RADARSEMARANG.COM, Pekalongan — Hari ini, Kamis (25/8), Kabupaten Pekalongan memperingati hari jadinya ke-400 tahun. Di usia empat abad ini, Pemkab Pekalongan menggelorakan kebersamaan masyarakat untuk bangkit dari pandemi Covid-19.
Kebersamaan itu, Pemkab Pekalongan mendengungkan slogan Beda Sarung Aja Menthung, Beda Kudhung Aja Tarung.
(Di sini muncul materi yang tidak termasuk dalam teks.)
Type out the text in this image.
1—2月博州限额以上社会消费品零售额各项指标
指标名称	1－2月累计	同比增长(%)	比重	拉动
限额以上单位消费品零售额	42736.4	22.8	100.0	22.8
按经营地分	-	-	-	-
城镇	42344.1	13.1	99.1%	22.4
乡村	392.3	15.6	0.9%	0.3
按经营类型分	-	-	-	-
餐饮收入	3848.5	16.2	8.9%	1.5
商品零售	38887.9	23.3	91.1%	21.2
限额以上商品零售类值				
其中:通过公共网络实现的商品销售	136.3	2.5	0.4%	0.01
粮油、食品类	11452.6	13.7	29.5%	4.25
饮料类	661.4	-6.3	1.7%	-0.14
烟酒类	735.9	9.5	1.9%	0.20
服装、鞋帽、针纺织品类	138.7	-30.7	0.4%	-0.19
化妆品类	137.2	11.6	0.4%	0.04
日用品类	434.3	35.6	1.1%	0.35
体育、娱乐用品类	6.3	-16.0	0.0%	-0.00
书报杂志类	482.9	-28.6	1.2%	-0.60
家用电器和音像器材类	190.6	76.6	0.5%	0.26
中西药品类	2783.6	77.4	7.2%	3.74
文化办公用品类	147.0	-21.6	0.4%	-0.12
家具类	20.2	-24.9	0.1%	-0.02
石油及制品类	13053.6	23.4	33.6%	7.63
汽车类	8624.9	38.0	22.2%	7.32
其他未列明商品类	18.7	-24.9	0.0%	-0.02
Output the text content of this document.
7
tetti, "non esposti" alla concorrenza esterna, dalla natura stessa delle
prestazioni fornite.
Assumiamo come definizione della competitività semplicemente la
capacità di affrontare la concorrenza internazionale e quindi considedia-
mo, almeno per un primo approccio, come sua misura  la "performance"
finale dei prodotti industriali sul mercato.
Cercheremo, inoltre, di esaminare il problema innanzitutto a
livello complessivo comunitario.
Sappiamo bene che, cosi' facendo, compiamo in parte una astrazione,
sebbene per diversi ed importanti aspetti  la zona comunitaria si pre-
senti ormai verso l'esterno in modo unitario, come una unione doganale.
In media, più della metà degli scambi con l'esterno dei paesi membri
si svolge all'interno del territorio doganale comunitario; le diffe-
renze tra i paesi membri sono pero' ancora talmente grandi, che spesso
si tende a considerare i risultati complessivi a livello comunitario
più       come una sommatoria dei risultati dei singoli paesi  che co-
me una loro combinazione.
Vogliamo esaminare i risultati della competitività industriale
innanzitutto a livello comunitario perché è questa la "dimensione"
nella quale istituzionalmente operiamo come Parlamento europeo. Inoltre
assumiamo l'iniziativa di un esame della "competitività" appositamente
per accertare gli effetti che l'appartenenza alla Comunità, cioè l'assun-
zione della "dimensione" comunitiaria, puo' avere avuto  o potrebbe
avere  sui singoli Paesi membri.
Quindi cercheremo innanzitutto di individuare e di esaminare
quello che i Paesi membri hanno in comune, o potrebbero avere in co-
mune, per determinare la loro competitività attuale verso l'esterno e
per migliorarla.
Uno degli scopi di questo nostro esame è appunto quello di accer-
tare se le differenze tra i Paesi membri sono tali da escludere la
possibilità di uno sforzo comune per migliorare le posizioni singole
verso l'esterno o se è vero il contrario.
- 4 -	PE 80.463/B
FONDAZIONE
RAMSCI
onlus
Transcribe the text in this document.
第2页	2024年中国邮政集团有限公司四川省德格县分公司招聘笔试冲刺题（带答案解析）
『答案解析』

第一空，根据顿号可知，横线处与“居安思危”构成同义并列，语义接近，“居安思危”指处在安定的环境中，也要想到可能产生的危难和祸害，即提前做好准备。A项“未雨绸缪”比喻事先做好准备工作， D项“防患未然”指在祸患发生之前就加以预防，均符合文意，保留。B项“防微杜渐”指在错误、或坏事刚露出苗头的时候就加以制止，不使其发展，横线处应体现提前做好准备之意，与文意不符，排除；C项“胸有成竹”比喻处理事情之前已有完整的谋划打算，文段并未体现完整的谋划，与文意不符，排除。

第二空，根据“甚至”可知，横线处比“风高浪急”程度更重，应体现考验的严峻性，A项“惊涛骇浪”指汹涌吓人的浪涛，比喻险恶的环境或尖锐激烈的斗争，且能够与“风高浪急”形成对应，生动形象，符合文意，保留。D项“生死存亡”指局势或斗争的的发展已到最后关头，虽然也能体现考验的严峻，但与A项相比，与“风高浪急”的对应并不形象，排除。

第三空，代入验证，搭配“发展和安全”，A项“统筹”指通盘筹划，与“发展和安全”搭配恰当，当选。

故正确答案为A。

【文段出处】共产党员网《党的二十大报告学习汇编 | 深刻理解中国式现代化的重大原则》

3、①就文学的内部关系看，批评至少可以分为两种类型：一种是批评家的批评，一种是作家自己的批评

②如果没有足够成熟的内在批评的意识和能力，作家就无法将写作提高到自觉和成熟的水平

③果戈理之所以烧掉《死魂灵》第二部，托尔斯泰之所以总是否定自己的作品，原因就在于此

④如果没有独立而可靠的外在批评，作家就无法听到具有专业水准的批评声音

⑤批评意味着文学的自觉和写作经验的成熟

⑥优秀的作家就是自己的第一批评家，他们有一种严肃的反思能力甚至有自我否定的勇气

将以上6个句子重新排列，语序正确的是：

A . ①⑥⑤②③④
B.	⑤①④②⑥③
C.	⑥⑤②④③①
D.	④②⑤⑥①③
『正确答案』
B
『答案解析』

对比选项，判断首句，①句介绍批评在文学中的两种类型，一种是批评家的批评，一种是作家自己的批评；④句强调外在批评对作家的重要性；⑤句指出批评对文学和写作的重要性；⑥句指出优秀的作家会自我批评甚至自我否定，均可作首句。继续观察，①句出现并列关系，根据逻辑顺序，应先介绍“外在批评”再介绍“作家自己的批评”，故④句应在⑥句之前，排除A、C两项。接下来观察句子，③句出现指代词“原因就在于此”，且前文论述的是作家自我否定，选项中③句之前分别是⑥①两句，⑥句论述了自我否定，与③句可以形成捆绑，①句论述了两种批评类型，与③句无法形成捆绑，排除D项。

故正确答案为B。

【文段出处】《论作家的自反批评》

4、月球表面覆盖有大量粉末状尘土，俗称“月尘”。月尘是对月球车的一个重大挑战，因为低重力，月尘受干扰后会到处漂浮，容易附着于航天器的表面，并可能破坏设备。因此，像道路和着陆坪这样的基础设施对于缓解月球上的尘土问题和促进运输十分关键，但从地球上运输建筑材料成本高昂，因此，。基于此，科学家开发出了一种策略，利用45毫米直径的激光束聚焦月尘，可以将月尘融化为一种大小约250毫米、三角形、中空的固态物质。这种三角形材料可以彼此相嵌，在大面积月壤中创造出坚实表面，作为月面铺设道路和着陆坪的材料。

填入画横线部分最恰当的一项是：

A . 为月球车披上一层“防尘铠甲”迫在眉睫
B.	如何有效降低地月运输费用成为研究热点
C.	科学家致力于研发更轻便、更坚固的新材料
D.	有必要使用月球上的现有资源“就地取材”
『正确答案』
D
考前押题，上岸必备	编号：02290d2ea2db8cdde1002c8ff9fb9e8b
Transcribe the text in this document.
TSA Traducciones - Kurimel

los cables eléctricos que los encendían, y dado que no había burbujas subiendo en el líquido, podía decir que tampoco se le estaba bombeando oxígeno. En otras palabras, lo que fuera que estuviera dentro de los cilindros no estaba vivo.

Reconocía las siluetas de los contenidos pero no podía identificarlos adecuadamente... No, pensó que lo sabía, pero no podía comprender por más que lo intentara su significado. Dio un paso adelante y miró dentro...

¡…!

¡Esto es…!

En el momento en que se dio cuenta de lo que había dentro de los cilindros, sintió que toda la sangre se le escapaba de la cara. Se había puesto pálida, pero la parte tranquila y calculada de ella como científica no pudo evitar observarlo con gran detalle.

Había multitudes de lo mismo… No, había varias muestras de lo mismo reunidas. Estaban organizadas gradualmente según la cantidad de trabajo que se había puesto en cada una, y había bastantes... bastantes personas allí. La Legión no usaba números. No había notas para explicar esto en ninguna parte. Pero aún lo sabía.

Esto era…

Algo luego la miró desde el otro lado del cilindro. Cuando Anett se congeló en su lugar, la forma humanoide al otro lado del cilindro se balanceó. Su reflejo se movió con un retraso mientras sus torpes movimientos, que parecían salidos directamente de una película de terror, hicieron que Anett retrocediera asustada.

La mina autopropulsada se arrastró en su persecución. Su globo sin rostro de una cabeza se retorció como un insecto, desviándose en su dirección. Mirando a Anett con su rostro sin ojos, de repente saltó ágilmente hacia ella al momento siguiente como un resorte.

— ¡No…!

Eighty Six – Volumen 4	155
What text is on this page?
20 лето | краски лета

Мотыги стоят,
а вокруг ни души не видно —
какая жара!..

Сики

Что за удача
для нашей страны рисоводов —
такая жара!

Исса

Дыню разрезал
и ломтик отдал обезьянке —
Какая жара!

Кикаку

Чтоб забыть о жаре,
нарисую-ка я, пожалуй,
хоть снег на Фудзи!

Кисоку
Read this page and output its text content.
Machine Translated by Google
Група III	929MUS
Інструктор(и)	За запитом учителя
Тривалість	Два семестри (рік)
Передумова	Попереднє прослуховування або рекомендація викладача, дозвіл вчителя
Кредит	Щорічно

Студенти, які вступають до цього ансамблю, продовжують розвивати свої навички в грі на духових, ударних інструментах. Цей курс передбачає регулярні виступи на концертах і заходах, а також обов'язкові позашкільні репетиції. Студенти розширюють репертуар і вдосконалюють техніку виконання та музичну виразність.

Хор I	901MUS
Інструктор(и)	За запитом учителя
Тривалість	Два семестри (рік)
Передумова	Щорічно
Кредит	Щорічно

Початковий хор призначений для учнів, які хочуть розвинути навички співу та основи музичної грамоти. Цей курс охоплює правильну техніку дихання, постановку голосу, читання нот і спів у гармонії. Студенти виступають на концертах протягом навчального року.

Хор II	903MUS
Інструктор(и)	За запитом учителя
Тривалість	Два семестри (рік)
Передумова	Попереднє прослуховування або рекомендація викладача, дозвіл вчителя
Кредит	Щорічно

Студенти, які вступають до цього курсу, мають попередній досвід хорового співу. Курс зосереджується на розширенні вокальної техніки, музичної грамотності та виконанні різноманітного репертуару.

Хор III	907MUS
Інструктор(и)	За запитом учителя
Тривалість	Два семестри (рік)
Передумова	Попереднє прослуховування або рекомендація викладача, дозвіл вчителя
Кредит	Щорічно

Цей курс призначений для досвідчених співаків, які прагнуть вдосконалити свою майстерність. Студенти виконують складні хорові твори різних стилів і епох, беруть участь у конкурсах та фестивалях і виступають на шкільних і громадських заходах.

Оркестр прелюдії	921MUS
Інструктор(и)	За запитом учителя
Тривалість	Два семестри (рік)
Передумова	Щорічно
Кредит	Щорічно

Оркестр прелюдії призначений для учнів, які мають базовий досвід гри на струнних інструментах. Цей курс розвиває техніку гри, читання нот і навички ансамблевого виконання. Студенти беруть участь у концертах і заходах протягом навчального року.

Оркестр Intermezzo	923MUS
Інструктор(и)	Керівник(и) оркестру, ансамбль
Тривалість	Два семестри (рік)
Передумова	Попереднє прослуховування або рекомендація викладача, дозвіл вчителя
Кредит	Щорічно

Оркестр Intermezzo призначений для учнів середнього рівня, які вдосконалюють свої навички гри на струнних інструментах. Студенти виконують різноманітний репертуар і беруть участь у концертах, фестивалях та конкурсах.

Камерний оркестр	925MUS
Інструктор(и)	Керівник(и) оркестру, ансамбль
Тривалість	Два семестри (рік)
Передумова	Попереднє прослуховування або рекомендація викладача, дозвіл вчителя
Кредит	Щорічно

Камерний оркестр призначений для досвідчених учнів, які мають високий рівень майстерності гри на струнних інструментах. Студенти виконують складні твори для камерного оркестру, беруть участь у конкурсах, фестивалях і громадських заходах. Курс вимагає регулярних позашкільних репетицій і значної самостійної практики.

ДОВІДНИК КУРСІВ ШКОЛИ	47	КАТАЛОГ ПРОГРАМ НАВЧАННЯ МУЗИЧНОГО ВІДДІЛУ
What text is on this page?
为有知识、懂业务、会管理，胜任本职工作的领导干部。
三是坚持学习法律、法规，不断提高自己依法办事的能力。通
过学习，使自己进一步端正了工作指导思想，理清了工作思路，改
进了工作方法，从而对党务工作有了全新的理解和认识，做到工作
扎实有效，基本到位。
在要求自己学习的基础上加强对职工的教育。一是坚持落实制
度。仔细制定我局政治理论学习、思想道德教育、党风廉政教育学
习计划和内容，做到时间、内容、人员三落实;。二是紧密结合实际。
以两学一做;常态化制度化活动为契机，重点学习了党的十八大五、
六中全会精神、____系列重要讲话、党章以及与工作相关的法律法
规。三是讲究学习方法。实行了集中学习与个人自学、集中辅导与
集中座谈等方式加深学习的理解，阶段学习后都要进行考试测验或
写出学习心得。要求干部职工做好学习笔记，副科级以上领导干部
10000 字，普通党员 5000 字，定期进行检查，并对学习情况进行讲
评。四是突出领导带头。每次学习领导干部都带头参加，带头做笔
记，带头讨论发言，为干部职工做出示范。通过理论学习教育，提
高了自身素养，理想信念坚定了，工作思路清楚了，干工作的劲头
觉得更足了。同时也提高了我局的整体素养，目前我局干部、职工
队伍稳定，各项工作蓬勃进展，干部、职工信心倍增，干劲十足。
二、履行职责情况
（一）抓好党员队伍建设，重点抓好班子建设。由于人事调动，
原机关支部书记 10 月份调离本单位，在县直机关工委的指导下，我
Dalam Bahasa Indonesia itu berarti “Berbeda sarung jangan memukul, berbeda kerudung jangan bertarung.”
“Maknanya, peringatan hari jadi kali ini kami jadikan sebagai momen bergandengan bersama lagi untuk bangkit dari pandemi Covid-19. Tanpa membedakan latar belakang,” kata Bupati Pekalongan Fadia Arafiq kepada RADARSEMARANG.COM.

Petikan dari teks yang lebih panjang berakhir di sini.